如何找到一条线与 numpy 网格生成的表面之间的交点？

Question

我有一个使用 function 生成的表面，z = f(x,y)，其中 x,y arrays 被传递到 numpy 网格以生成表面点。 从任意两个点，我使用线方程和平面方程来找到交点。 但是我的脚本找不到交集，特别是在我求解 t 的那一步。

3d 直线方程：t = x-xo/l = y-yo/m =z-zo/n 平面方程：ax+by+cz=d

我的测试脚本如下，仅生成 NaN 或 Inf。 我期望的 output 的值是我可以将其重新插入线方程以找到我的交点 (x,y,z)

import numpy as np
import pandas as pd
import matplotlib.pyplot as plt

# generate the surface
x = np.linspace(0,100,10)
y = np.linspace(0,100,10)
xv, yv = np.meshgrid(x,y)
zv = (xv**2+yv)
pos = np.vstack([xv.ravel(), yv.ravel(), zv.ravel()]).T

fig = plt.figure()
ax = fig.gca(projection='3d')
surf = ax.plot_surface(xv,yv,zv)
plt.show()

zv_n1 = []
zv_n2 = []
p3 = []

i_range = zv.shape[0]
j_range = zv.shape[1]

# find AB, AC vectors, a surface point to later compute the normal vec and then plane equation
for i in range(i_range):
    for j in range(j_range):
        if i<i_range-1 and j<j_range-1:
            zv_a = zv[i,j+1]-zv[i,j]
            zv_b = zv[i+1,j]-zv[i,j]
            p3_arr = np.array([xv[i+1,j], yv[i+1,j], zv[i+1,j]])
            
        if i == i_range-1 and j < j_range-1:
            zv_a = zv[i,j+1]-zv[i,j]
            zv_b = zv[i-1,j]-zv[i,j]
            p3_arr = np.array([xv[i-1,j], yv[i-1,j], zv[i-1,j]])
            
        if i < i_range-1 and j == j_range-1:
            zv_a = zv[i,j-1]-zv[i,j]
            zv_b = zv[i+1,j]-zv[i,j]
            p3_arr = np.array([xv[i+1,j], yv[i+1,j], zv[i+1,j]])
            
        zv_n1.append(zv_a)
        zv_n2.append(zv_b)
        p3.append(p3_arr)
       

# sorting in pandas df
temp_df = pd.DataFrame(pd.Series(pos[:,0]), columns = ['x_val'])
temp_df['y_val'] = pd.DataFrame(pd.Series(pos[:,1]))
temp_df['z_val'] = pd.DataFrame(pd.Series(pos[:,2]))
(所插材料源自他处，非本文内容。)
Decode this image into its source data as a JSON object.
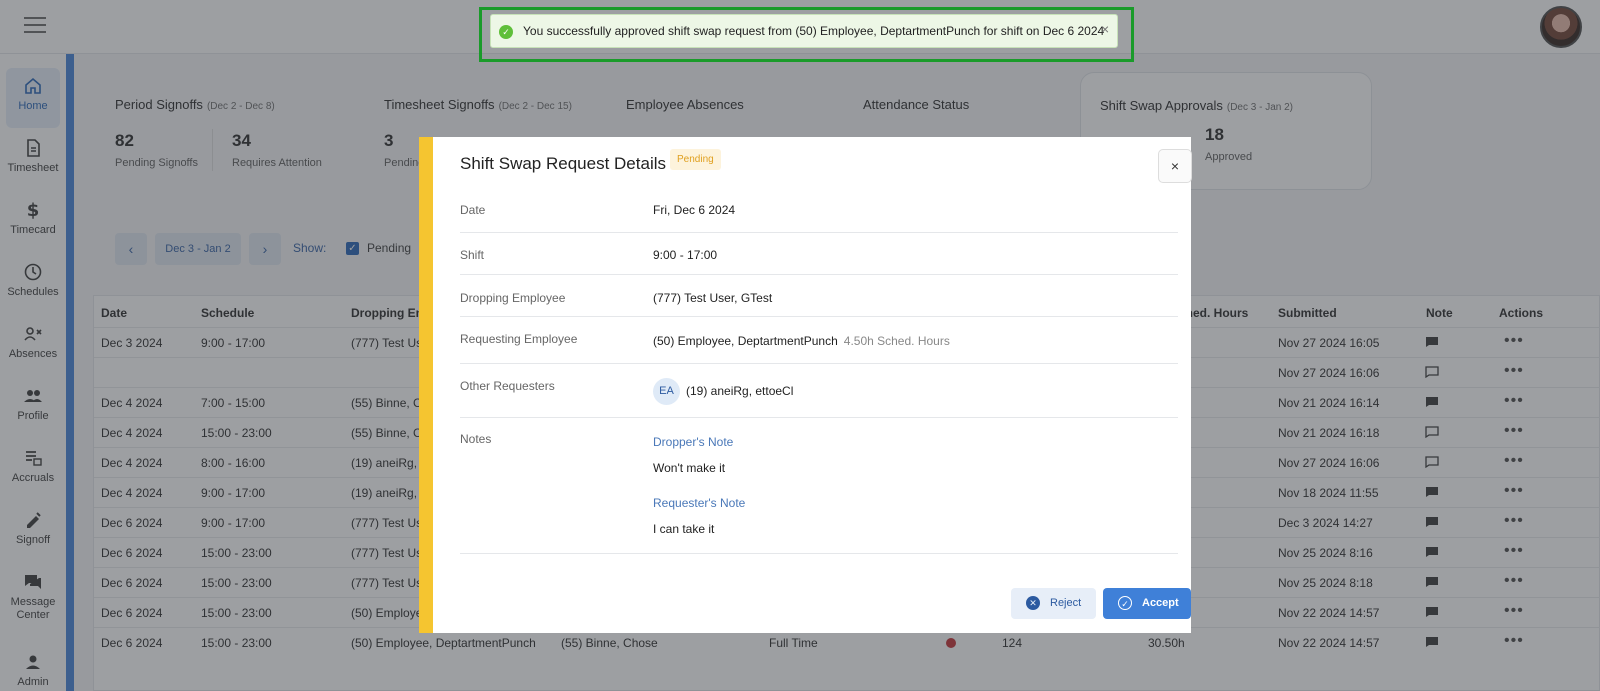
{
  "toast": {
    "message": "You successfully approved shift swap request from (50) Employee, DeptartmentPunch for shift on Dec 6 2024",
    "close": "×"
  },
  "sidebar": {
    "items": [
      {
        "label": "Home",
        "icon": "home-icon"
      },
      {
        "label": "Timesheet",
        "icon": "document-icon"
      },
      {
        "label": "Timecard",
        "icon": "dollar-icon"
      },
      {
        "label": "Schedules",
        "icon": "clock-icon"
      },
      {
        "label": "Absences",
        "icon": "person-x-icon"
      },
      {
        "label": "Profile",
        "icon": "people-icon"
      },
      {
        "label": "Accruals",
        "icon": "accruals-icon"
      },
      {
        "label": "Signoff",
        "icon": "signoff-icon"
      },
      {
        "label": "Message Center",
        "icon": "chat-icon"
      },
      {
        "label": "Admin",
        "icon": "person-icon"
      }
    ]
  },
  "stats": {
    "period": {
      "title": "Period Signoffs",
      "range": "(Dec 2 - Dec 8)",
      "n1": "82",
      "s1": "Pending Signoffs",
      "n2": "34",
      "s2": "Requires Attention"
    },
    "timesheet": {
      "title": "Timesheet Signoffs",
      "range": "(Dec 2 - Dec 15)",
      "n1": "3",
      "s1": "Pending"
    },
    "absences": {
      "title": "Employee Absences"
    },
    "attendance": {
      "title": "Attendance Status"
    },
    "swap": {
      "title": "Shift Swap Approvals",
      "range": "(Dec 3 - Jan 2)",
      "n2": "18",
      "s2": "Approved"
    }
  },
  "filters": {
    "range": "Dec 3 - Jan 2",
    "show_label": "Show:",
    "pending_label": "Pending",
    "prev": "‹",
    "next": "›"
  },
  "table": {
    "headers": {
      "date": "Date",
      "schedule": "Schedule",
      "dropping": "Dropping Emp",
      "sched_hours": "Sched. Hours",
      "submitted": "Submitted",
      "note": "Note",
      "actions": "Actions"
    },
    "rows": [
      {
        "date": "Dec 3 2024",
        "schedule": "9:00 - 17:00",
        "dropping": "(777) Test Us",
        "submitted": "Nov 27 2024 16:05",
        "note": "filled"
      },
      {
        "date": "",
        "schedule": "",
        "dropping": "",
        "submitted": "Nov 27 2024 16:06",
        "note": "outline"
      },
      {
        "date": "Dec 4 2024",
        "schedule": "7:00 - 15:00",
        "dropping": "(55) Binne, Cl",
        "submitted": "Nov 21 2024 16:14",
        "note": "filled"
      },
      {
        "date": "Dec 4 2024",
        "schedule": "15:00 - 23:00",
        "dropping": "(55) Binne, Cl",
        "submitted": "Nov 21 2024 16:18",
        "note": "outline"
      },
      {
        "date": "Dec 4 2024",
        "schedule": "8:00 - 16:00",
        "dropping": "(19) aneiRg, e",
        "submitted": "Nov 27 2024 16:06",
        "note": "outline"
      },
      {
        "date": "Dec 4 2024",
        "schedule": "9:00 - 17:00",
        "dropping": "(19) aneiRg, e",
        "submitted": "Nov 18 2024 11:55",
        "note": "filled"
      },
      {
        "date": "Dec 6 2024",
        "schedule": "9:00 - 17:00",
        "dropping": "(777) Test Us",
        "submitted": "Dec 3 2024 14:27",
        "note": "filled"
      },
      {
        "date": "Dec 6 2024",
        "schedule": "15:00 - 23:00",
        "dropping": "(777) Test Us",
        "submitted": "Nov 25 2024 8:16",
        "note": "filled"
      },
      {
        "date": "Dec 6 2024",
        "schedule": "15:00 - 23:00",
        "dropping": "(777) Test Us",
        "submitted": "Nov 25 2024 8:18",
        "note": "filled"
      },
      {
        "date": "Dec 6 2024",
        "schedule": "15:00 - 23:00",
        "dropping": "(50) Employe",
        "submitted": "Nov 22 2024 14:57",
        "note": "filled"
      }
    ],
    "last_row": {
      "date": "Dec 6 2024",
      "schedule": "15:00 - 23:00",
      "dropping": "(50) Employee, DeptartmentPunch",
      "requesting": "(55) Binne, Chose",
      "type": "Full Time",
      "num": "124",
      "hours": "30.50h",
      "submitted": "Nov 22 2024 14:57"
    },
    "actions_glyph": "•••"
  },
  "modal": {
    "title": "Shift Swap Request Details",
    "status": "Pending",
    "close": "×",
    "date_label": "Date",
    "date_value": "Fri, Dec 6 2024",
    "shift_label": "Shift",
    "shift_value": "9:00 - 17:00",
    "dropping_label": "Dropping Employee",
    "dropping_value": "(777) Test User, GTest",
    "requesting_label": "Requesting Employee",
    "requesting_value": "(50) Employee, DeptartmentPunch",
    "requesting_hours": "4.50h Sched. Hours",
    "other_label": "Other Requesters",
    "other_initials": "EA",
    "other_value": "(19) aneiRg, ettoeCl",
    "notes_label": "Notes",
    "dropper_note_label": "Dropper's Note",
    "dropper_note": "Won't make it",
    "requester_note_label": "Requester's Note",
    "requester_note": "I can take it",
    "reject_label": "Reject",
    "accept_label": "Accept"
  },
  "colors": {
    "accent": "#3f80d8",
    "pending": "#f5c530",
    "toast_border": "#1a9b2a"
  }
}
temp_df['x1_del'] = x[1] # delta x is same for panels
temp_df['y1_del'] = y[1] # delta y is same for panels
temp_df['z1_del'] = pd.DataFrame(pd.Series(zv_n1))
temp_df['x2_del'] = x[0] # delta x is same for panels
temp_df['y2_del'] = y[0] # delta y is same for panels
temp_df['z2_del'] = pd.DataFrame(pd.Series(zv_n2))

temp_df['p3'] = pd.DataFrame(pd.Series(p3))
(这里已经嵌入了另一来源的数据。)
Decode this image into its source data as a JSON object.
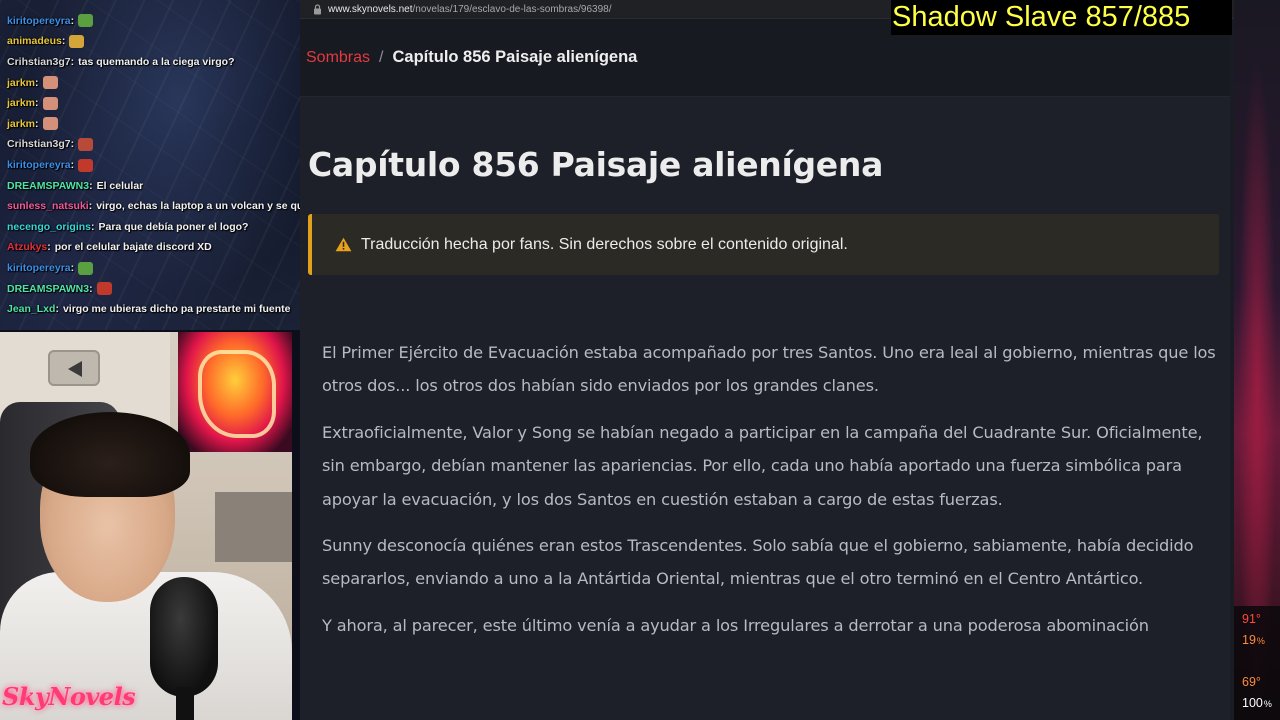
{
  "stream_title": "Shadow Slave 857/885",
  "chat": {
    "lines": [
      {
        "user": "",
        "user_color": "#8a6cff",
        "msg": "",
        "emote": ""
      },
      {
        "user": "kiritopereyra",
        "user_color": "#3c8fe6",
        "msg": "",
        "emote": "#5aa040"
      },
      {
        "user": "animadeus",
        "user_color": "#e8c63a",
        "msg": "",
        "emote": "#d4a63a"
      },
      {
        "user": "Crihstian3g7",
        "user_color": "#d8d8d8",
        "msg": "tas quemando a la ciega virgo?",
        "emote": ""
      },
      {
        "user": "jarkm",
        "user_color": "#e8c63a",
        "msg": "",
        "emote": "#d49078"
      },
      {
        "user": "jarkm",
        "user_color": "#e8c63a",
        "msg": "",
        "emote": "#d49078"
      },
      {
        "user": "jarkm",
        "user_color": "#e8c63a",
        "msg": "",
        "emote": "#d49078"
      },
      {
        "user": "Crihstian3g7",
        "user_color": "#d8d8d8",
        "msg": "",
        "emote": "#b84a3a"
      },
      {
        "user": "kiritopereyra",
        "user_color": "#3c8fe6",
        "msg": "",
        "emote": "#c0392b"
      },
      {
        "user": "DREAMSPAWN3",
        "user_color": "#4fe3a6",
        "msg": "El celular",
        "emote": ""
      },
      {
        "user": "sunless_natsuki",
        "user_color": "#f05a9a",
        "msg": "virgo, echas la laptop a un volcan y se qu",
        "emote": ""
      },
      {
        "user": "necengo_origins",
        "user_color": "#3ad6d6",
        "msg": "Para que debía poner el logo?",
        "emote": ""
      },
      {
        "user": "Atzukys",
        "user_color": "#e0303a",
        "msg": "por el celular bajate discord XD",
        "emote": ""
      },
      {
        "user": "kiritopereyra",
        "user_color": "#3c8fe6",
        "msg": "",
        "emote": "#5aa040"
      },
      {
        "user": "DREAMSPAWN3",
        "user_color": "#4fe3a6",
        "msg": "",
        "emote": "#c0392b"
      },
      {
        "user": "Jean_Lxd",
        "user_color": "#4fe3a6",
        "msg": "virgo me ubieras dicho pa prestarte mi fuente",
        "emote": ""
      }
    ]
  },
  "browser": {
    "url_domain": "www.skynovels.net",
    "url_path": "/novelas/179/esclavo-de-las-sombras/96398/",
    "breadcrumb": {
      "link": "Sombras",
      "separator": "/",
      "current": "Capítulo 856 Paisaje alienígena"
    },
    "chapter_title": "Capítulo 856 Paisaje alienígena",
    "notice": "Traducción hecha por fans. Sin derechos sobre el contenido original.",
    "paragraphs": [
      "El Primer Ejército de Evacuación estaba acompañado por tres Santos. Uno era leal al gobierno, mientras que los otros dos... los otros dos habían sido enviados por los grandes clanes.",
      "Extraoficialmente, Valor y Song se habían negado a participar en la campaña del Cuadrante Sur. Oficialmente, sin embargo, debían mantener las apariencias. Por ello, cada uno había aportado una fuerza simbólica para apoyar la evacuación, y los dos Santos en cuestión estaban a cargo de estas fuerzas.",
      "Sunny desconocía quiénes eran estos Trascendentes. Solo sabía que el gobierno, sabiamente, había decidido separarlos, enviando a uno a la Antártida Oriental, mientras que el otro terminó en el Centro Antártico.",
      "Y ahora, al parecer, este último venía a ayudar a los Irregulares a derrotar a una poderosa abominación"
    ]
  },
  "stats": {
    "temp1": "91°",
    "load1": "19",
    "load1_unit": "%",
    "temp2": "69°",
    "load2": "100",
    "load2_unit": "%"
  },
  "watermark": "SkyNovels",
  "colors": {
    "accent_red": "#e23a3f",
    "notice_border": "#e0a21c",
    "title_yellow": "#ffff44"
  }
}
# compute normal vec (and thus find a,b,c coeff, and then find d value)
cross_list = []
d_val_list = []
for i in range(len(temp_df)):
    a_vec = np.array([temp_df.iloc[i]['x1_del'],temp_df.iloc[i]['y1_del'],temp_df.iloc[i]['z1_del']])
    b_vec = np.array([temp_df.iloc[i]['x2_del'],temp_df.iloc[i]['y2_del'],temp_df.iloc[i]['z2_del']])
    nor_vec = np.cross(a_vec,b_vec)
    cross_list.append(nor_vec)
    d_val = np.dot(nor_vec,temp_df.iloc[i]['p3'])
    d_val_list.append(d_val)

temp_df['normal_vec'] = pd.DataFrame(pd.Series(cross_list))
temp_df['plane_d_val'] = pd.DataFrame(pd.Series(d_val_list))
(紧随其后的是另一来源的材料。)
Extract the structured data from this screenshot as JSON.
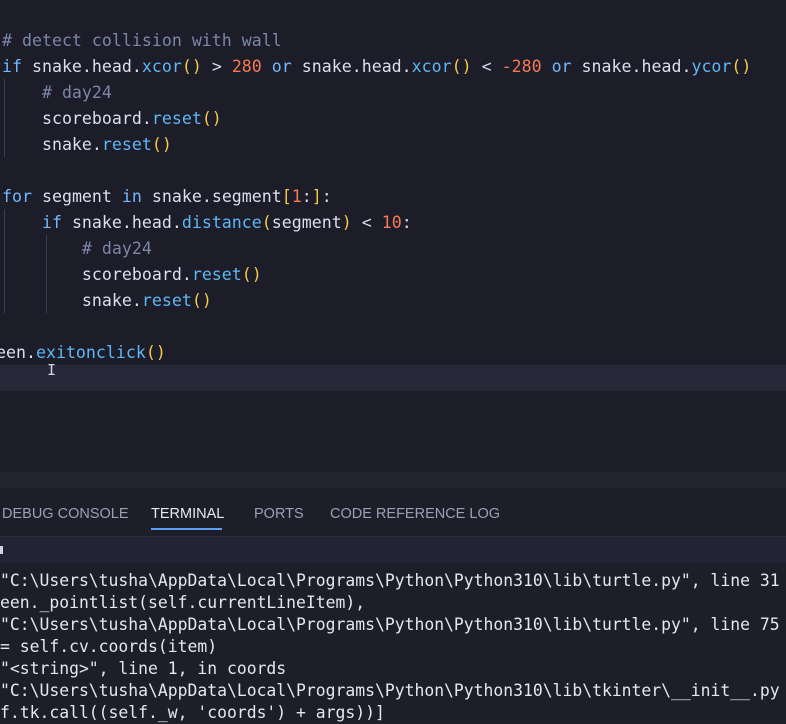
{
  "editor": {
    "lines": [
      {
        "tokens": [
          {
            "t": "# detect collision with wall",
            "c": "tok-comment"
          }
        ]
      },
      {
        "tokens": [
          {
            "t": "if",
            "c": "tok-kw"
          },
          {
            "t": " snake.head.",
            "c": "tok-ident"
          },
          {
            "t": "xcor",
            "c": "tok-fn"
          },
          {
            "t": "()",
            "c": "tok-bracket"
          },
          {
            "t": " > ",
            "c": "tok-op"
          },
          {
            "t": "280",
            "c": "tok-num"
          },
          {
            "t": " or",
            "c": "tok-kw"
          },
          {
            "t": " snake.head.",
            "c": "tok-ident"
          },
          {
            "t": "xcor",
            "c": "tok-fn"
          },
          {
            "t": "()",
            "c": "tok-bracket"
          },
          {
            "t": " < ",
            "c": "tok-op"
          },
          {
            "t": "-280",
            "c": "tok-num"
          },
          {
            "t": " or",
            "c": "tok-kw"
          },
          {
            "t": " snake.head.",
            "c": "tok-ident"
          },
          {
            "t": "ycor",
            "c": "tok-fn"
          },
          {
            "t": "()",
            "c": "tok-bracket"
          }
        ]
      },
      {
        "tokens": [
          {
            "t": "    # day24",
            "c": "tok-comment"
          }
        ]
      },
      {
        "tokens": [
          {
            "t": "    scoreboard.",
            "c": "tok-ident"
          },
          {
            "t": "reset",
            "c": "tok-fn"
          },
          {
            "t": "()",
            "c": "tok-bracket"
          }
        ]
      },
      {
        "tokens": [
          {
            "t": "    snake.",
            "c": "tok-ident"
          },
          {
            "t": "reset",
            "c": "tok-fn"
          },
          {
            "t": "()",
            "c": "tok-bracket"
          }
        ]
      },
      {
        "tokens": []
      },
      {
        "tokens": [
          {
            "t": "for",
            "c": "tok-kw"
          },
          {
            "t": " segment ",
            "c": "tok-ident"
          },
          {
            "t": "in",
            "c": "tok-kw"
          },
          {
            "t": " snake.segment",
            "c": "tok-ident"
          },
          {
            "t": "[",
            "c": "tok-bracket"
          },
          {
            "t": "1",
            "c": "tok-num"
          },
          {
            "t": ":",
            "c": "tok-op"
          },
          {
            "t": "]",
            "c": "tok-bracket"
          },
          {
            "t": ":",
            "c": "tok-op"
          }
        ]
      },
      {
        "tokens": [
          {
            "t": "    if",
            "c": "tok-kw"
          },
          {
            "t": " snake.head.",
            "c": "tok-ident"
          },
          {
            "t": "distance",
            "c": "tok-fn"
          },
          {
            "t": "(",
            "c": "tok-bracket"
          },
          {
            "t": "segment",
            "c": "tok-ident"
          },
          {
            "t": ")",
            "c": "tok-bracket"
          },
          {
            "t": " < ",
            "c": "tok-op"
          },
          {
            "t": "10",
            "c": "tok-num"
          },
          {
            "t": ":",
            "c": "tok-op"
          }
        ]
      },
      {
        "tokens": [
          {
            "t": "        # day24",
            "c": "tok-comment"
          }
        ]
      },
      {
        "tokens": [
          {
            "t": "        scoreboard.",
            "c": "tok-ident"
          },
          {
            "t": "reset",
            "c": "tok-fn"
          },
          {
            "t": "()",
            "c": "tok-bracket"
          }
        ]
      },
      {
        "tokens": [
          {
            "t": "        snake.",
            "c": "tok-ident"
          },
          {
            "t": "reset",
            "c": "tok-fn"
          },
          {
            "t": "()",
            "c": "tok-bracket"
          }
        ]
      },
      {
        "tokens": []
      },
      {
        "tokens": [
          {
            "t": "een.",
            "c": "tok-ident"
          },
          {
            "t": "exitonclick",
            "c": "tok-fn"
          },
          {
            "t": "()",
            "c": "tok-bracket"
          }
        ]
      },
      {
        "tokens": []
      }
    ],
    "cursor_glyph": "I"
  },
  "panel": {
    "tabs": [
      {
        "label": "DEBUG CONSOLE",
        "active": false
      },
      {
        "label": "TERMINAL",
        "active": true
      },
      {
        "label": "PORTS",
        "active": false
      },
      {
        "label": "CODE REFERENCE LOG",
        "active": false
      }
    ],
    "terminal_lines": [
      "\"C:\\Users\\tusha\\AppData\\Local\\Programs\\Python\\Python310\\lib\\turtle.py\", line 31",
      "een._pointlist(self.currentLineItem),",
      "\"C:\\Users\\tusha\\AppData\\Local\\Programs\\Python\\Python310\\lib\\turtle.py\", line 75",
      "= self.cv.coords(item)",
      "\"<string>\", line 1, in coords",
      "\"C:\\Users\\tusha\\AppData\\Local\\Programs\\Python\\Python310\\lib\\tkinter\\__init__.py",
      "f.tk.call((self._w, 'coords') + args))]"
    ]
  }
}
# create two points and find the line vector
p1 = np.array([0,60,0])
p2 = np.array([0,60,5000])
p_vec = p2-p1

# solve for t - rearrange line equations (t = X-x/l = Y-y/m = Z-z/n) to (X =tl+x) and so on..
# and plug in plane equation ax+by+cz=d
for i in range(len(temp_df)):
    t = (temp_df.iloc[i]['plane_d_val'] - \
        temp_df.iloc[i]['normal_vec'][0] * temp_df.iloc[i]['p3'][0] - \
        temp_df.iloc[i]['normal_vec'][1] * temp_df.iloc[i]['p3'][1] - \
        temp_df.iloc[i]['normal_vec'][2] * temp_df.iloc[i]['p3'][2])/(\
            temp_df.iloc[i]['normal_vec'][0] * p_vec[0] +\
            temp_df.iloc[i]['normal_vec'][1] * p_vec[1] +\
            temp_df.iloc[i]['normal_vec'][2] * p_vec[2])
    print(t)

# after finding t, plug in line equation to solve for X

对于这个问题，我将不胜感激。 也欢迎任何关于替代方法/库的建议，因为唯一的目的是识别交点。

谢谢，

Answer 1

所以我想出了我的代码问题。 使用平面上的点而不是线上的点。

此测试脚本也不适用于曲面函数。 仅仅用数学方法求解方程似乎是明智的。

无论如何，更新的代码如下：

import numpy as np
import pandas as pd
import matplotlib.pyplot as plt

x = np.linspace(0,100,10)
y = np.linspace(0,100,10)
xv, yv = np.meshgrid(x,y)
zv = (xv**2+yv)

fig = plt.figure()
ax = fig.gca(projection='3d')
surf = ax.plot_surface(xv,yv,zv)
plt.show()


xv_n1 = []
xv_n2 = []

yv_n1 = []
yv_n2 = []

zv_n1 = []
zv_n2 = []

p3 = []

i_range = zv.shape[0]
j_range = zv.shape[1]

count = -1
for i in range(i_range):
    for j in range(j_range):
        count += 1
        if i<i_range-1 and j<j_range-1:
            # now x
            xv_a = xv[i,j+1]-xv[i,j]
            xv_b = xv[i+1,j]-xv[i,j]
            # now y
            yv_a = yv[i,j+1]-yv[i,j]
            yv_b = yv[i+1,j]-yv[i,j]
            #now z
            zv_a = zv[i,j+1]-zv[i,j]
            zv_b = zv[i+1,j]-zv[i,j]
            p3_arr = np.array([xv[i+1,j], yv[i+1,j], zv[i+1,j]])
            
        if i == i_range-1 and j < j_range-1:
            # now x
            xv_a = xv[i,j+1]-xv[i,j]
            xv_b = xv[i-1,j]-xv[i,j]
            # now y
            yv_a = yv[i,j+1]-yv[i,j]
            yv_b = yv[i-1,j]-yv[i,j]
            #now z
            zv_a = zv[i,j+1]-zv[i,j]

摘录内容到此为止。